Machine Learning: Unsupervised Backpropagation

What you might be asking is about unsupervised feature learning and deep learning.

Feature learning is the only unsupervised method I can think of with respect of NN or its recent variant.(a variant called mixture of RBM's is there analogous to mixture of gaussians but you can build a lot of models based on the two). But basically Two models I am familiar with are RBM's(restricted boltzman machines) and Autoencoders.

Autoencoders(optionally sparse activations can be encoded in optimization function) are just feedforward neural networks which tune its weights in such a way that the output is a reconstructed input. Multiple hidden layers can be used but the weight initialization uses a greedy layer wise training for better starting point. So to answer the question the target function will be input itself.

RBM's are stochastic networks usually interpreted as graphical model which has restrictions on connections. In this setting there is no output layer and the connection between input and latent layer is bidirectional like an undirected graphical model. What it tries to learn is a distribution on inputs(observed and unobserved variables). Here also your answer would be input is the target.

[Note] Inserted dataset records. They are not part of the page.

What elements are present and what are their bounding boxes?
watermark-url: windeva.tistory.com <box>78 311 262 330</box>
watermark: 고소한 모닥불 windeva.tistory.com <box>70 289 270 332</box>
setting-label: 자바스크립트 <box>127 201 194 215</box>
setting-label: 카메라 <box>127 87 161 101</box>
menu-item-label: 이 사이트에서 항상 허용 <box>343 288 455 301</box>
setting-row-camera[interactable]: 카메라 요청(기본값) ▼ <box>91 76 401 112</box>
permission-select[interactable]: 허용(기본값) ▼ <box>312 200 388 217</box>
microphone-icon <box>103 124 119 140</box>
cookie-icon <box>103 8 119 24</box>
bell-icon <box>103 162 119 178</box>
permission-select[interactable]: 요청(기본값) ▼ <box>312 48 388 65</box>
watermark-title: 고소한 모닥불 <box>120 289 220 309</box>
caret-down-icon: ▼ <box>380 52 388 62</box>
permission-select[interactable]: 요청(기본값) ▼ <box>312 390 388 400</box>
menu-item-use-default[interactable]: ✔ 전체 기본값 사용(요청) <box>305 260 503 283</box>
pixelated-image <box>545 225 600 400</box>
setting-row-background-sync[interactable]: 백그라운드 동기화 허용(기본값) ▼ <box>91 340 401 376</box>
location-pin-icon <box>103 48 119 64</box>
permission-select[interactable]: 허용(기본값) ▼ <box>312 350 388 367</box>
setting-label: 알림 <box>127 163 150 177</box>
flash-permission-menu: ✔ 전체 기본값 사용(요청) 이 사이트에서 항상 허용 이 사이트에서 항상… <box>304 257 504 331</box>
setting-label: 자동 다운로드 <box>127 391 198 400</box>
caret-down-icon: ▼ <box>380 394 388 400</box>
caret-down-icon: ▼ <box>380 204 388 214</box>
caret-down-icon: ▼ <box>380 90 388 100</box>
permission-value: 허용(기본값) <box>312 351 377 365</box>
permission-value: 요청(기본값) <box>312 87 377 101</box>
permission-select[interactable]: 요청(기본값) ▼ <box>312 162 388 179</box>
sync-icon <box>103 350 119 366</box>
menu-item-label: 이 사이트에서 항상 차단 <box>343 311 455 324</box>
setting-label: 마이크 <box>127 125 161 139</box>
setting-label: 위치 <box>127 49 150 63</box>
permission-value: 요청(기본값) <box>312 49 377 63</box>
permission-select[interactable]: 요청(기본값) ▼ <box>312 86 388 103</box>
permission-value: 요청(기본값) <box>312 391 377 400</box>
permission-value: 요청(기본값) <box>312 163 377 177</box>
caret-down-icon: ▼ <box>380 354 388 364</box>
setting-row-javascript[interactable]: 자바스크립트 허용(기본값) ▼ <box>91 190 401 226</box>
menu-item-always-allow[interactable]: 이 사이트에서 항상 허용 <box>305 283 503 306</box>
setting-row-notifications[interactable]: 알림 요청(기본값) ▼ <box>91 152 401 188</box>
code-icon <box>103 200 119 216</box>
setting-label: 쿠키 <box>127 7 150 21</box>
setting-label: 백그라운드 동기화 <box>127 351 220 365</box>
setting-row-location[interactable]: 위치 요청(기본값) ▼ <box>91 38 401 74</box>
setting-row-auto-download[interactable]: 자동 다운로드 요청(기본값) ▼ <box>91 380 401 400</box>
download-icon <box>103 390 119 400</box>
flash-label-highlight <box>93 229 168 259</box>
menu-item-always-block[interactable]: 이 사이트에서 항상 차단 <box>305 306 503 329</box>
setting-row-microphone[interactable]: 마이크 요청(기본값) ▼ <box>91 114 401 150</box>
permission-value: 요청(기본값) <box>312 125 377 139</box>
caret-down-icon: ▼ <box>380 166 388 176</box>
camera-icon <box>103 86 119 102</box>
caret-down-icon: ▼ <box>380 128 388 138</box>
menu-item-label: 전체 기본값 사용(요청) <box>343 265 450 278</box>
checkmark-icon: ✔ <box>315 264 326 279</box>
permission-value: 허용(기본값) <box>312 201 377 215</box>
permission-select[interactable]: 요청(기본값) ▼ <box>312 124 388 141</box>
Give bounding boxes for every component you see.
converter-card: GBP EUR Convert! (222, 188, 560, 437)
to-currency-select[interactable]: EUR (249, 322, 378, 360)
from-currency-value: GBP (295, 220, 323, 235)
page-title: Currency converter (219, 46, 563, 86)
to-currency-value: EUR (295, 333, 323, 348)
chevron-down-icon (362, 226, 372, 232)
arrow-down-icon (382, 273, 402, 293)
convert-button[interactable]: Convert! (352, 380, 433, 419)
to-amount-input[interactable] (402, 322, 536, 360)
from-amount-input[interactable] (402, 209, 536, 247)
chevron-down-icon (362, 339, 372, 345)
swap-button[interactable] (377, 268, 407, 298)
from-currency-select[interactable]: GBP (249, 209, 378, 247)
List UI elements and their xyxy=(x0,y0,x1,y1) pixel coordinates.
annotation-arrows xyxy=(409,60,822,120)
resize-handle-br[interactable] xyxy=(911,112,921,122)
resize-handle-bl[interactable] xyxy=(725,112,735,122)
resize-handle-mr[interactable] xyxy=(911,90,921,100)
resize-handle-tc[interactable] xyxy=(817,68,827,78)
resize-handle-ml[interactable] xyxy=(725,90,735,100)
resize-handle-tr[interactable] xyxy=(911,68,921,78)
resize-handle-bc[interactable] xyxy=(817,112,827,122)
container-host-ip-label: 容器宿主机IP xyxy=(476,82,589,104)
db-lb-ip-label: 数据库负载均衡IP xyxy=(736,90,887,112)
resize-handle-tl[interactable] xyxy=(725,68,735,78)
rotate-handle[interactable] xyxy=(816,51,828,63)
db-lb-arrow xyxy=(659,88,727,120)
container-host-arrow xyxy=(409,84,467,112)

Mixture of RBM's(analogous to mixture of gaussians) can be used for soft clustering or KRBM(analogous to K-means) can be used for hard clustering. Which in effect feels like learning multiple non-linear subspaces.

http://deeplearning.net/tutorial/rbm.html

http://ufldl.stanford.edu/wiki/index.php/UFLDL_Tutorial


I'm not sure which unsupervised machine learning algorithm uses backpropagation specifically; if there is one I haven't heard of it. Can you point to an example?

Backpropagation is used to compute the derivatives of the error function for training an artificial neural network with respect to the weights in the network. It's named as such because the "errors" are "propagating" through the network "backwards". You need it in this case because the final error with respect to the target depends on a function of functions (of functions ... depending on how many layers in your ANN.) The derivatives allow you to then adjust the values to improve the error function, tempered by the learning rate (this is gradient descent).

In unsupervised algorithms, you don't need to do this. For example, in k-Means, where you are trying to minimize the mean squared error (MSE), you can minimize the error directly at each step given the assignments; no gradients needed. In other clustering models, such as a mixture of Gaussians, the expectation-maximization (EM) algorithm is much more powerful and accurate than any gradient-descent based method.


The most common thing to do is train an autoencoder, where the desired outputs are equal to the inputs. This makes the network try to learn a representation that best "compresses" the input distribution.

Here's a patent describing a different approach, where the output labels are assigned randomly and then sometimes flipped based on convergence rates. It seems weird to me, but okay.

I'm not familiar with other methods that use backpropogation for clustering or other unsupervised tasks. Clustering approaches with ANNs seem to use other algorithms (example 1, example 2).